Pour prévenir de nouveaux malheurs, on essaya vainement de combler le gouffre, véritable tonneau des Danaïdes, dans lequel des tombereaux de pierre succédèrent aux tombereaux de pierre, pendant plusieurs jours, sans résultat notable… La population locale décida alors de boucher l’orifice par une première voûte reposant sur des troncs d’arbres et de la terre rapportée. Celle-ci ne tînt pas, de même qu’une seconde sans doute mal étayée. C’est ici qu’intervint Jean-Baptiste-Louis Pélissier de Barry, juge royal du Bugue, dont le fils, jeune homme, avocat comme son père, avait guidé la visite de F. de Paule Latapie en 1778. Après avoir fait transformer l’étroit sentier dangereux qui bordait le Cingle en large chemin plus commode et approprié aux transports en pleine expansion, M. de Barry poursuivant son œuvre de bienfaisance, vint mettre fin à la terreur qu’inspirait ce “solfatare“, en fermant son cratère au moyen de voûtes superposées solidement maçonnées. Il faut savoir que M. de Barry, pour mener à bien ces travaux malaisés, eut l’idée de donner le gîte et le couvert à tous les clochards qui évoluaient dans la région, en échange de leurs services. Ce n’était là, en fait, qu’un avant-goût des T.U.C. que nous avons connu récemment ! Mais, malgré les efforts de tous, rapidement la nature reprit ses droits, effaçant toutes traces. Seules une croix en bois vermoulu, indiqua quelques temps la proximité du gouffre et les drames qu’il avait traversé. Un siècle plus tard, en 1881, cette croix est toujours présente dans une des brochures du poète buguois Gabriel Lafon : “J’arrivais enfin à l’endroit où se trouvait le gouffre, un léger affaissement de terrain en marquait seul la place. Au-dessus avaient poussé quelques chênes rabougris. Une croix de bois, mutilée par le temps et rongée par la mousse, balançait sous le souffle du vent ce qui lui restait encore de ses bras. Ce symbole chancelant de la foi était-il le souvenir pieux donné aux mânes de quelque infortuné, ou la commémoration d’un danger disparu ?“.

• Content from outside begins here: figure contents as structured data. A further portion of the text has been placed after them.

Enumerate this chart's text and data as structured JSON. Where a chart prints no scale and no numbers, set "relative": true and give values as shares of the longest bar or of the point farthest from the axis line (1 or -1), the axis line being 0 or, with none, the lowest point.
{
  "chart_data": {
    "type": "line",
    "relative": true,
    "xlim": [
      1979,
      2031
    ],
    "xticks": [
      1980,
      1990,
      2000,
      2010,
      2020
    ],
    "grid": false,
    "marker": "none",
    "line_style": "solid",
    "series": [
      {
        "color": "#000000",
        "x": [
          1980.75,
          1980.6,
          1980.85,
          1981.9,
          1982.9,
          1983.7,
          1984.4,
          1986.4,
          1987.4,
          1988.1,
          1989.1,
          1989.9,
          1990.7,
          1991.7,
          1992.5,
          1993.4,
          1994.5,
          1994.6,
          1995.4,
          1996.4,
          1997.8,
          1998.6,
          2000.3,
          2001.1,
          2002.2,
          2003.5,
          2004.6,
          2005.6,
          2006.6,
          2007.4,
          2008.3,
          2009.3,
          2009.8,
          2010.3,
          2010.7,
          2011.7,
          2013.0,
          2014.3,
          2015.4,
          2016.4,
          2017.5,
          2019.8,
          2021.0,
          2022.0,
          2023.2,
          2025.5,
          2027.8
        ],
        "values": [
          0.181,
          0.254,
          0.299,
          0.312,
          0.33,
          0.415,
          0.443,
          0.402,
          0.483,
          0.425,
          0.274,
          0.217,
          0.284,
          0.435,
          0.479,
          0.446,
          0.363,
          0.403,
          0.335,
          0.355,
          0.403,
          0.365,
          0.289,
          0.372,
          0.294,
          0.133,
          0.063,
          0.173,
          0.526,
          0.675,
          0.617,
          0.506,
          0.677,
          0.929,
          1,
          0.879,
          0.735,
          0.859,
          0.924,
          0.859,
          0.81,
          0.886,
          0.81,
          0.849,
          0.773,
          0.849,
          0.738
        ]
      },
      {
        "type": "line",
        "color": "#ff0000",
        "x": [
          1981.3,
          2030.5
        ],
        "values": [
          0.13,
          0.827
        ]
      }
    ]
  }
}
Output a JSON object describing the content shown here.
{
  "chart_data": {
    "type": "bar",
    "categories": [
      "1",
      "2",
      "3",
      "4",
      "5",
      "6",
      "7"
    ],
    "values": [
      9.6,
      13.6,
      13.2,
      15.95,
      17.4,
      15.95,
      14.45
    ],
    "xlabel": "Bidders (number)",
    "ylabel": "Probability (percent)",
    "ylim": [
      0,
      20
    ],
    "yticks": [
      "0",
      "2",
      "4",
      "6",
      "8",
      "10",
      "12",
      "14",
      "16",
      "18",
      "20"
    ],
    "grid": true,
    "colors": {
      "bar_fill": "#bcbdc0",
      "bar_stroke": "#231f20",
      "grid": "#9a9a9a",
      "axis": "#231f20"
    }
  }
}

 » Depuis 130 ans que le gouffre avait été bouché, on en entendait plus guère parler dans le pays, si ce n’est dans les récits fantastiques des veillées enjolivés au fil des ans, lorsqu’en ce début de 1907, les voûtes vinrent brusquement à s’effondrer. « 
Depuis 130 ans que le gouffre avait été bouché, on en entendait plus guère parler dans le pays, si ce n’est dans les récits fantastiques des veillées enjolivés au fil des ans, lorsqu’en ce début de 1907, les voûtes vinrent brusquement à s’effondrer. Si le bruit fut important dans le gouffre, il le fut peut-être plus encore dans la région, et tous les journaux locaux s’en firent l’écho. Un léger effondrement s’étant produit dans un bois de châtaigniers appartenant à Pierre Francès, ce propriétaire eut l’idée de faire explorer l’excavation par M. Gabriel Galou, puisatier de métier bien connu, propriétaire-exploitant du restaurant du Paradis, établi dans les falaises du Roc de Tayac, mais surtout aventurier et casse-cou ! C’est donc lui qui s’aventura seul, le premier, dans le gouffre nouvellement redécouvert, le dimanche 10 mars 1907. Ayant installé ses appareils de puisatier, il descendit au moyen de cordages, jusqu’au sol inégal que constitue le sommet de l’énorme cône d’éboulis.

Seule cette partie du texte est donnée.